The Clark County equalization board will meet at least several times a week throughout February to handle the deluge in appeals. Property owners unsatisfied with the county board rulings can appeal to the state Board of Equalization, which will hold hearings later this year. The state board’s ruling can be appealed to state court.

The Washoe County Board of Equalization, meanwhile, has received 964 appeals representing 3,920 parcels. Unlike Clark County, Washoe County counts the number of parcels included in appeals and releases the total to the public.

The Village League, which includes most Incline Village property owners, decided not to file property-tax appeals for 2010-11 after Washoe County Assessor Josh Wilson reduced assessed values for land by 10 percent on the heels of a 23.5 percent reduction in 2009-10.

Only 17 of the appeals have come from Incline Village.
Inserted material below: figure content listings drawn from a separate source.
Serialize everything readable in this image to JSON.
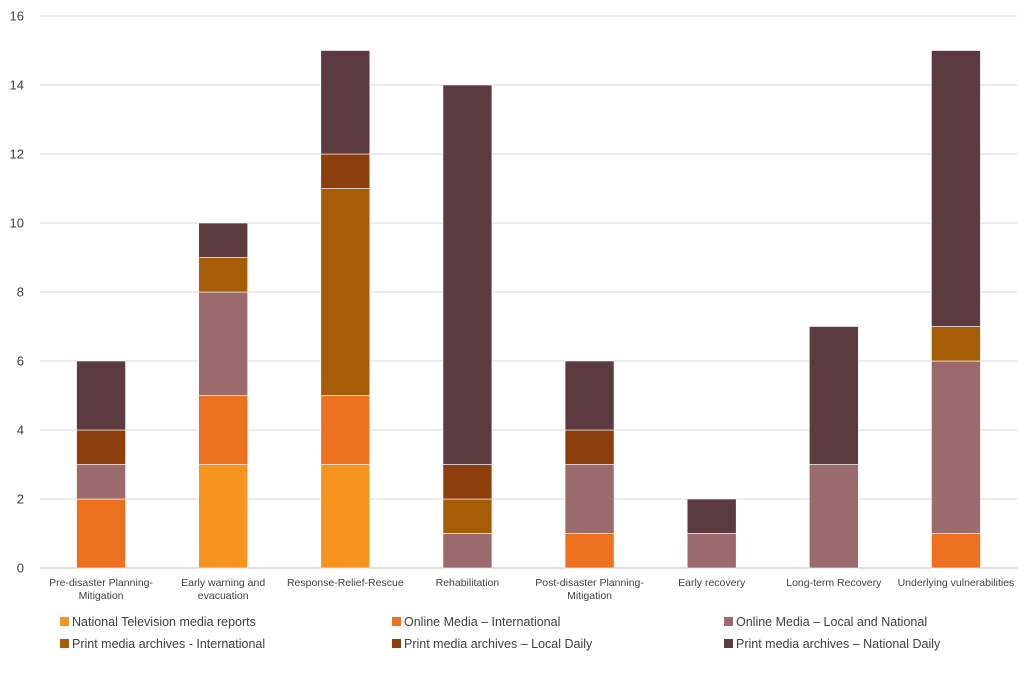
{
  "chart_data": {
    "type": "bar",
    "stacked": true,
    "title": "",
    "xlabel": "",
    "ylabel": "",
    "ylim": [
      0,
      16
    ],
    "yticks": [
      0,
      2,
      4,
      6,
      8,
      10,
      12,
      14,
      16
    ],
    "grid": true,
    "legend_position": "bottom",
    "categories": [
      [
        "Pre-disaster Planning-",
        "Mitigation"
      ],
      [
        "Early warning and",
        "evacuation"
      ],
      [
        "Response-Relief-Rescue"
      ],
      [
        "Rehabilitation"
      ],
      [
        "Post-disaster Planning-",
        "Mitigation"
      ],
      [
        "Early recovery"
      ],
      [
        "Long-term Recovery"
      ],
      [
        "Underlying vulnerabilities"
      ]
    ],
    "series": [
      {
        "name": "National Television media reports",
        "color": "#f7941d",
        "values": [
          0,
          3,
          3,
          0,
          0,
          0,
          0,
          0
        ]
      },
      {
        "name": "Online Media – International",
        "color": "#ee7120",
        "values": [
          2,
          2,
          2,
          0,
          1,
          0,
          0,
          1
        ]
      },
      {
        "name": "Online Media – Local and National",
        "color": "#9b6a6c",
        "values": [
          1,
          3,
          0,
          1,
          2,
          1,
          3,
          5
        ]
      },
      {
        "name": "Print media archives - International",
        "color": "#a65d06",
        "values": [
          0,
          1,
          6,
          1,
          0,
          0,
          0,
          1
        ]
      },
      {
        "name": "Print media archives – Local Daily",
        "color": "#8c3e0c",
        "values": [
          1,
          0,
          1,
          1,
          1,
          0,
          0,
          0
        ]
      },
      {
        "name": "Print media archives – National Daily",
        "color": "#5c3b40",
        "values": [
          2,
          1,
          3,
          11,
          2,
          1,
          4,
          8
        ]
      }
    ]
  }
}
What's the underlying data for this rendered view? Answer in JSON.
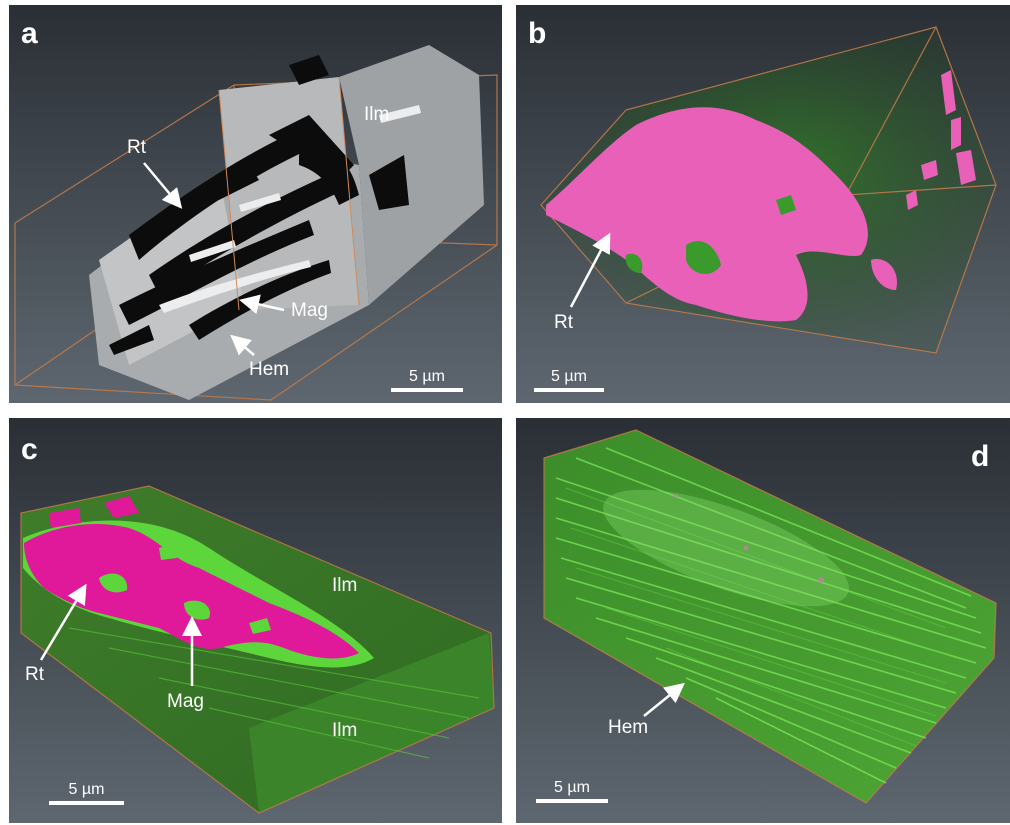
{
  "panels": {
    "a": {
      "letter": "a",
      "labels": {
        "rt": "Rt",
        "ilm": "Ilm",
        "mag": "Mag",
        "hem": "Hem"
      },
      "scale": "5 µm"
    },
    "b": {
      "letter": "b",
      "labels": {
        "rt": "Rt"
      },
      "scale": "5 µm"
    },
    "c": {
      "letter": "c",
      "labels": {
        "rt": "Rt",
        "mag": "Mag",
        "ilm_top": "Ilm",
        "ilm_bottom": "Ilm"
      },
      "scale": "5 µm"
    },
    "d": {
      "letter": "d",
      "labels": {
        "hem": "Hem"
      },
      "scale": "5 µm"
    }
  },
  "colors": {
    "background_dark": "#2d3238",
    "background_light": "#59616b",
    "box_edge": "#c07a4a",
    "rutile": "#e860b8",
    "ilmenite": "#2f7a24",
    "magnetite": "#5cd63a"
  }
}
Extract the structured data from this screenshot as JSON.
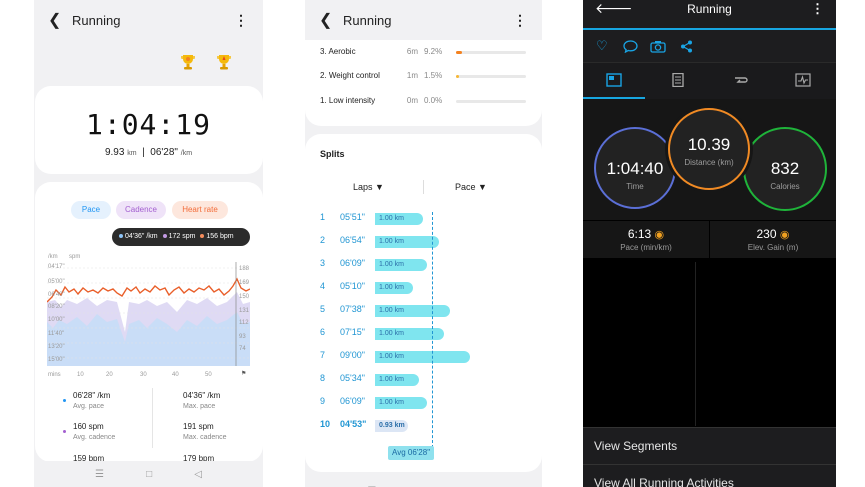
{
  "samsung_summary": {
    "title": "Running",
    "duration": "1:04:19",
    "distance": "9.93",
    "distance_unit": "km",
    "pace": "06'28\"",
    "pace_unit": "/km",
    "chart_tabs": [
      "Pace",
      "Cadence",
      "Heart rate"
    ],
    "tooltip": {
      "pace": "04'36\" /km",
      "cadence": "172 spm",
      "hr": "156 bpm"
    },
    "y_units": {
      "pace": "/km",
      "cadence": "spm"
    },
    "y_ticks_pace": [
      "04'17\"",
      "05'00\"",
      "06'40\"",
      "08'20\"",
      "10'00\"",
      "11'40\"",
      "13'20\"",
      "15'00\""
    ],
    "y_ticks_right": [
      "188",
      "169",
      "150",
      "131",
      "112",
      "93",
      "74"
    ],
    "x_unit": "mins",
    "x_ticks": [
      "10",
      "20",
      "30",
      "40",
      "50"
    ],
    "stats": [
      {
        "value": "06'28\" /km",
        "label": "Avg. pace"
      },
      {
        "value": "04'36\" /km",
        "label": "Max. pace"
      },
      {
        "value": "160 spm",
        "label": "Avg. cadence"
      },
      {
        "value": "191 spm",
        "label": "Max. cadence"
      },
      {
        "value": "159 bpm",
        "label": ""
      },
      {
        "value": "179 bpm",
        "label": ""
      }
    ],
    "colors": {
      "pace": "#2196f3",
      "cadence": "#a35fd0",
      "hr": "#f36d3a"
    }
  },
  "samsung_splits": {
    "title": "Running",
    "zones": [
      {
        "name": "3. Aerobic",
        "time": "6m",
        "percent": "9.2%",
        "fraction": 0.092,
        "color": "#f4821f"
      },
      {
        "name": "2. Weight control",
        "time": "1m",
        "percent": "1.5%",
        "fraction": 0.015,
        "color": "#f7b734"
      },
      {
        "name": "1. Low intensity",
        "time": "0m",
        "percent": "0.0%",
        "fraction": 0.0,
        "color": "#cccccc"
      }
    ],
    "splits_title": "Splits",
    "col_laps": "Laps",
    "col_pace": "Pace",
    "laps": [
      {
        "no": "1",
        "pace": "05'51\"",
        "dist": "1.00 km",
        "seconds": 351
      },
      {
        "no": "2",
        "pace": "06'54\"",
        "dist": "1.00 km",
        "seconds": 414
      },
      {
        "no": "3",
        "pace": "06'09\"",
        "dist": "1.00 km",
        "seconds": 369
      },
      {
        "no": "4",
        "pace": "05'10\"",
        "dist": "1.00 km",
        "seconds": 310
      },
      {
        "no": "5",
        "pace": "07'38\"",
        "dist": "1.00 km",
        "seconds": 458
      },
      {
        "no": "6",
        "pace": "07'15\"",
        "dist": "1.00 km",
        "seconds": 435
      },
      {
        "no": "7",
        "pace": "09'00\"",
        "dist": "1.00 km",
        "seconds": 540
      },
      {
        "no": "8",
        "pace": "05'34\"",
        "dist": "1.00 km",
        "seconds": 334
      },
      {
        "no": "9",
        "pace": "06'09\"",
        "dist": "1.00 km",
        "seconds": 369
      },
      {
        "no": "10",
        "pace": "04'53\"",
        "dist": "0.93 km",
        "seconds": 293
      }
    ],
    "avg_label": "Avg 06'28\"",
    "avg_seconds": 388
  },
  "garmin": {
    "title": "Running",
    "time": "1:04:40",
    "time_label": "Time",
    "distance": "10.39",
    "distance_label": "Distance (km)",
    "calories": "832",
    "calories_label": "Calories",
    "pace": "6:13",
    "pace_label": "Pace (min/km)",
    "elev": "230",
    "elev_label": "Elev. Gain (m)",
    "menu": [
      "View Segments",
      "View All Running Activities"
    ],
    "colors": {
      "accent": "#17a6e0",
      "time": "#5b6fd6",
      "distance": "#f08a24",
      "calories": "#1fb43a"
    }
  }
}
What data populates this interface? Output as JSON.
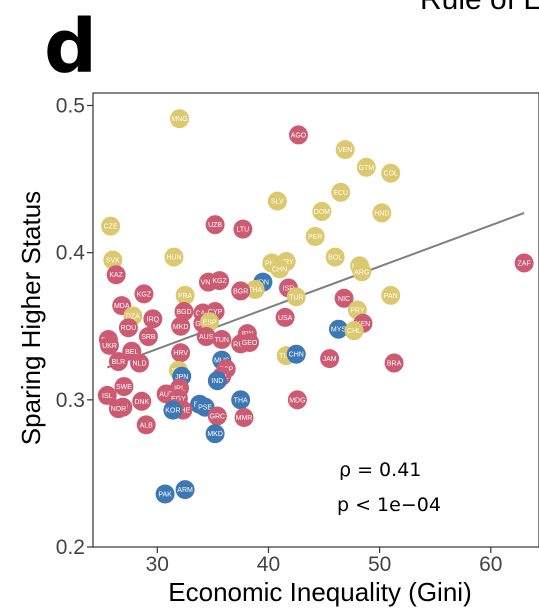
{
  "panel_letter": "d",
  "top_text": "Rule of L",
  "annotation": {
    "rho": "ρ = 0.41",
    "p": "p < 1e−04"
  },
  "colors": {
    "red": "#cd5a73",
    "yellow": "#dcc86e",
    "blue": "#3d78b4",
    "line": "#7f7f7f"
  },
  "chart_data": {
    "type": "scatter",
    "xlabel": "Economic Inequality (Gini)",
    "ylabel": "Sparing Higher Status",
    "xlim": [
      23.5,
      65
    ],
    "ylim": [
      0.2,
      0.51
    ],
    "x_ticks": [
      "30",
      "40",
      "50",
      "60"
    ],
    "y_ticks": [
      "0.2",
      "0.3",
      "0.4",
      "0.5"
    ],
    "grid": false,
    "fit_line": {
      "x": [
        25.5,
        63.0
      ],
      "y": [
        0.322,
        0.427
      ]
    },
    "points": [
      {
        "label": "MNG",
        "x": 32.0,
        "y": 0.491,
        "color": "yellow"
      },
      {
        "label": "AGO",
        "x": 42.7,
        "y": 0.48,
        "color": "red"
      },
      {
        "label": "VEN",
        "x": 46.9,
        "y": 0.47,
        "color": "yellow"
      },
      {
        "label": "GTM",
        "x": 48.8,
        "y": 0.458,
        "color": "yellow"
      },
      {
        "label": "COL",
        "x": 51.0,
        "y": 0.454,
        "color": "yellow"
      },
      {
        "label": "ECU",
        "x": 46.5,
        "y": 0.441,
        "color": "yellow"
      },
      {
        "label": "SLV",
        "x": 40.8,
        "y": 0.435,
        "color": "yellow"
      },
      {
        "label": "DOM",
        "x": 44.8,
        "y": 0.428,
        "color": "yellow"
      },
      {
        "label": "HND",
        "x": 50.2,
        "y": 0.427,
        "color": "yellow"
      },
      {
        "label": "CZE",
        "x": 25.8,
        "y": 0.418,
        "color": "yellow"
      },
      {
        "label": "UZB",
        "x": 35.2,
        "y": 0.419,
        "color": "red"
      },
      {
        "label": "LTU",
        "x": 37.7,
        "y": 0.416,
        "color": "red"
      },
      {
        "label": "PER",
        "x": 44.2,
        "y": 0.411,
        "color": "yellow"
      },
      {
        "label": "HUN",
        "x": 31.5,
        "y": 0.397,
        "color": "yellow"
      },
      {
        "label": "SVK",
        "x": 26.0,
        "y": 0.395,
        "color": "yellow"
      },
      {
        "label": "BOL",
        "x": 46.0,
        "y": 0.397,
        "color": "yellow"
      },
      {
        "label": "PHL",
        "x": 40.3,
        "y": 0.393,
        "color": "yellow"
      },
      {
        "label": "URY",
        "x": 41.6,
        "y": 0.394,
        "color": "yellow"
      },
      {
        "label": "CHN",
        "x": 41.0,
        "y": 0.389,
        "color": "yellow"
      },
      {
        "label": "MEX",
        "x": 48.2,
        "y": 0.391,
        "color": "yellow"
      },
      {
        "label": "ARG",
        "x": 48.4,
        "y": 0.387,
        "color": "yellow"
      },
      {
        "label": "ZAF",
        "x": 63.0,
        "y": 0.393,
        "color": "red"
      },
      {
        "label": "KAZ",
        "x": 26.3,
        "y": 0.385,
        "color": "red"
      },
      {
        "label": "VNM",
        "x": 34.6,
        "y": 0.38,
        "color": "red"
      },
      {
        "label": "KGZ",
        "x": 35.6,
        "y": 0.381,
        "color": "red"
      },
      {
        "label": "IDN",
        "x": 39.5,
        "y": 0.38,
        "color": "blue"
      },
      {
        "label": "THA",
        "x": 38.8,
        "y": 0.375,
        "color": "yellow"
      },
      {
        "label": "BGR",
        "x": 37.5,
        "y": 0.374,
        "color": "red"
      },
      {
        "label": "ISR",
        "x": 41.8,
        "y": 0.376,
        "color": "red"
      },
      {
        "label": "TUR",
        "x": 42.5,
        "y": 0.37,
        "color": "yellow"
      },
      {
        "label": "MDA",
        "x": 26.8,
        "y": 0.364,
        "color": "red"
      },
      {
        "label": "KGZ",
        "x": 28.8,
        "y": 0.372,
        "color": "red"
      },
      {
        "label": "FRA",
        "x": 32.5,
        "y": 0.371,
        "color": "yellow"
      },
      {
        "label": "NIC",
        "x": 46.8,
        "y": 0.369,
        "color": "red"
      },
      {
        "label": "PAN",
        "x": 51.0,
        "y": 0.371,
        "color": "yellow"
      },
      {
        "label": "BGD",
        "x": 32.4,
        "y": 0.36,
        "color": "red"
      },
      {
        "label": "CAN",
        "x": 34.1,
        "y": 0.359,
        "color": "red"
      },
      {
        "label": "CYP",
        "x": 35.2,
        "y": 0.36,
        "color": "red"
      },
      {
        "label": "PRY",
        "x": 48.0,
        "y": 0.361,
        "color": "yellow"
      },
      {
        "label": "DZA",
        "x": 27.8,
        "y": 0.357,
        "color": "yellow"
      },
      {
        "label": "IRQ",
        "x": 29.6,
        "y": 0.355,
        "color": "red"
      },
      {
        "label": "GBR",
        "x": 34.1,
        "y": 0.352,
        "color": "red"
      },
      {
        "label": "ESP",
        "x": 34.7,
        "y": 0.353,
        "color": "yellow"
      },
      {
        "label": "USA",
        "x": 41.5,
        "y": 0.356,
        "color": "red"
      },
      {
        "label": "ROU",
        "x": 27.4,
        "y": 0.349,
        "color": "red"
      },
      {
        "label": "MKD",
        "x": 32.1,
        "y": 0.35,
        "color": "red"
      },
      {
        "label": "KEN",
        "x": 48.5,
        "y": 0.352,
        "color": "red"
      },
      {
        "label": "MYS",
        "x": 46.3,
        "y": 0.348,
        "color": "blue"
      },
      {
        "label": "CHL",
        "x": 47.7,
        "y": 0.347,
        "color": "yellow"
      },
      {
        "label": "SRB",
        "x": 29.2,
        "y": 0.343,
        "color": "red"
      },
      {
        "label": "AUS",
        "x": 34.4,
        "y": 0.343,
        "color": "red"
      },
      {
        "label": "TUN",
        "x": 35.8,
        "y": 0.341,
        "color": "red"
      },
      {
        "label": "IRN",
        "x": 38.1,
        "y": 0.345,
        "color": "red"
      },
      {
        "label": "RUS",
        "x": 37.5,
        "y": 0.338,
        "color": "red"
      },
      {
        "label": "GEO",
        "x": 38.3,
        "y": 0.339,
        "color": "red"
      },
      {
        "label": "SVN",
        "x": 25.6,
        "y": 0.341,
        "color": "red"
      },
      {
        "label": "UKR",
        "x": 25.7,
        "y": 0.337,
        "color": "red"
      },
      {
        "label": "BEL",
        "x": 27.7,
        "y": 0.333,
        "color": "red"
      },
      {
        "label": "HRV",
        "x": 32.1,
        "y": 0.332,
        "color": "red"
      },
      {
        "label": "TUR",
        "x": 41.6,
        "y": 0.33,
        "color": "yellow"
      },
      {
        "label": "CHN",
        "x": 42.5,
        "y": 0.331,
        "color": "blue"
      },
      {
        "label": "JAM",
        "x": 45.5,
        "y": 0.328,
        "color": "red"
      },
      {
        "label": "BRA",
        "x": 51.3,
        "y": 0.325,
        "color": "red"
      },
      {
        "label": "BLR",
        "x": 26.5,
        "y": 0.326,
        "color": "red"
      },
      {
        "label": "NLD",
        "x": 28.4,
        "y": 0.325,
        "color": "red"
      },
      {
        "label": "MUS",
        "x": 35.8,
        "y": 0.327,
        "color": "blue"
      },
      {
        "label": "ESP",
        "x": 36.2,
        "y": 0.321,
        "color": "red"
      },
      {
        "label": "SEN",
        "x": 31.9,
        "y": 0.32,
        "color": "yellow"
      },
      {
        "label": "JPN",
        "x": 32.2,
        "y": 0.316,
        "color": "blue"
      },
      {
        "label": "POL",
        "x": 35.8,
        "y": 0.316,
        "color": "red"
      },
      {
        "label": "IND",
        "x": 35.4,
        "y": 0.313,
        "color": "blue"
      },
      {
        "label": "SWE",
        "x": 27.0,
        "y": 0.309,
        "color": "red"
      },
      {
        "label": "ISL",
        "x": 25.5,
        "y": 0.303,
        "color": "red"
      },
      {
        "label": "IRL",
        "x": 32.0,
        "y": 0.308,
        "color": "red"
      },
      {
        "label": "AUT",
        "x": 30.8,
        "y": 0.304,
        "color": "red"
      },
      {
        "label": "EGY",
        "x": 31.9,
        "y": 0.301,
        "color": "red"
      },
      {
        "label": "DNK",
        "x": 28.6,
        "y": 0.299,
        "color": "red"
      },
      {
        "label": "THA",
        "x": 37.5,
        "y": 0.3,
        "color": "blue"
      },
      {
        "label": "MDG",
        "x": 42.6,
        "y": 0.3,
        "color": "red"
      },
      {
        "label": "FIN",
        "x": 26.9,
        "y": 0.295,
        "color": "red"
      },
      {
        "label": "NOR",
        "x": 26.5,
        "y": 0.294,
        "color": "red"
      },
      {
        "label": "BIH",
        "x": 33.8,
        "y": 0.297,
        "color": "blue"
      },
      {
        "label": "PSE",
        "x": 34.3,
        "y": 0.295,
        "color": "blue"
      },
      {
        "label": "DEU",
        "x": 31.6,
        "y": 0.294,
        "color": "red"
      },
      {
        "label": "CHE",
        "x": 32.3,
        "y": 0.293,
        "color": "red"
      },
      {
        "label": "KOR",
        "x": 31.4,
        "y": 0.293,
        "color": "blue"
      },
      {
        "label": "GRC",
        "x": 35.4,
        "y": 0.289,
        "color": "red"
      },
      {
        "label": "MMR",
        "x": 37.8,
        "y": 0.288,
        "color": "red"
      },
      {
        "label": "ALB",
        "x": 29.0,
        "y": 0.283,
        "color": "red"
      },
      {
        "label": "MKD",
        "x": 35.2,
        "y": 0.277,
        "color": "blue"
      },
      {
        "label": "PAK",
        "x": 30.7,
        "y": 0.236,
        "color": "blue"
      },
      {
        "label": "ARM",
        "x": 32.5,
        "y": 0.239,
        "color": "blue"
      }
    ]
  }
}
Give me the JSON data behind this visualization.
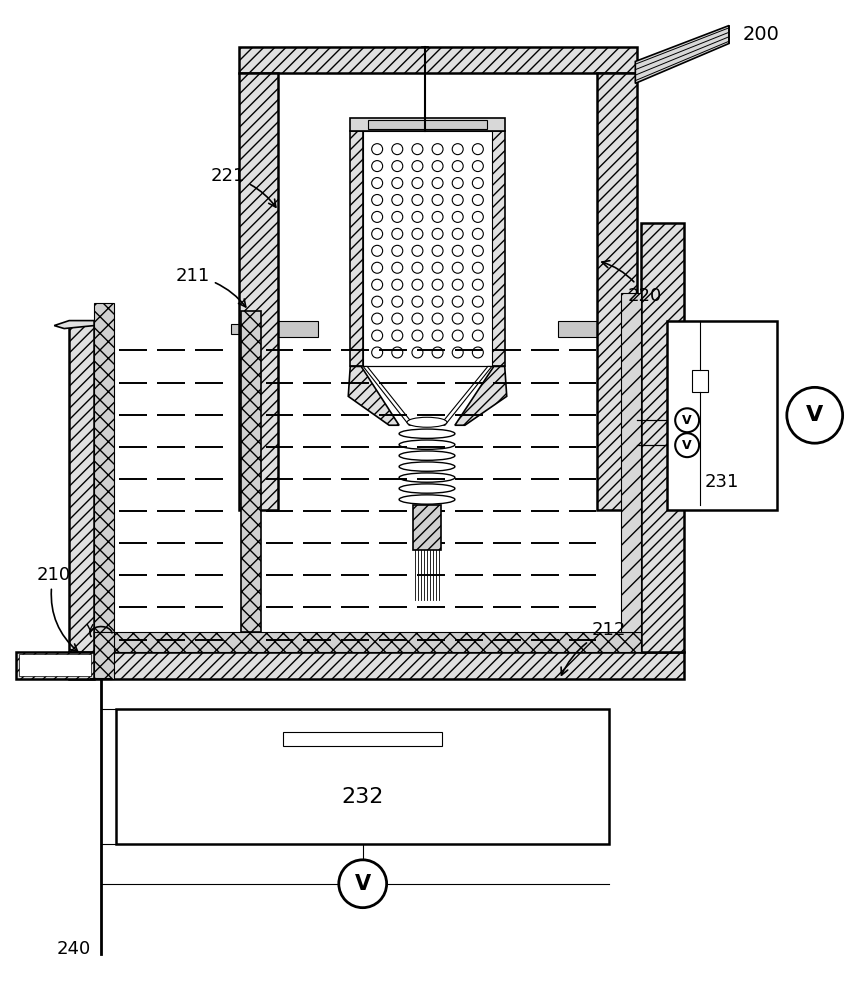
{
  "bg_color": "#ffffff",
  "line_color": "#000000",
  "label_200": "200",
  "label_220": "220",
  "label_221": "221",
  "label_210": "210",
  "label_211": "211",
  "label_212": "212",
  "label_231": "231",
  "label_232": "232",
  "label_240": "240",
  "fig_width": 8.54,
  "fig_height": 10.0
}
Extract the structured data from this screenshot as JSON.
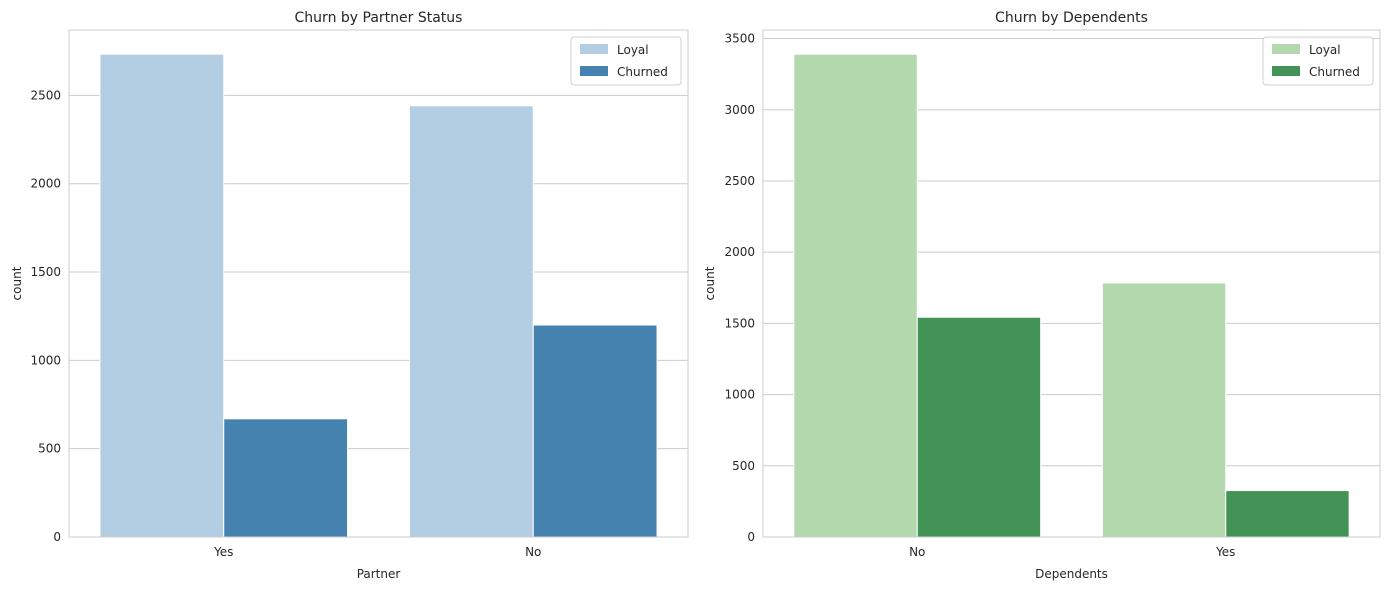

While Incline Village property owners have largely sat out this year’s appeal process, far more Washoe County property owners from other areas are appealing their property values.

Last year, 1,038 of Washoe County’s 1,549 appeals came from Incline Village.  Adjusting for Incline Village-based appeals, Washoe County has received 947 appeals from areas outside the Lake Tahoe enclave this year, up from 511 for last year.

The increase in countywide appeals comes after the state Board of Equalization voted last July to roll back property-tax assessments for 9,000 Incline Village residents for the 2006 tax year to 2003 levels. The ruling requires Washoe County to repay $13 million, plus $7 million in interest, to the property owners.

Washoe County is appealing the decision, but it appears property owners outside of Incline Village are increasingly eager to reduce their property-tax assessments and tax bills as well.

John Dougherty is the principal of InvestigativeMedia.com and has long been one of America’s leading investigative reporters. He has been retained by the Nevada Policy Research Institute to report on critical issues of Nevada governance.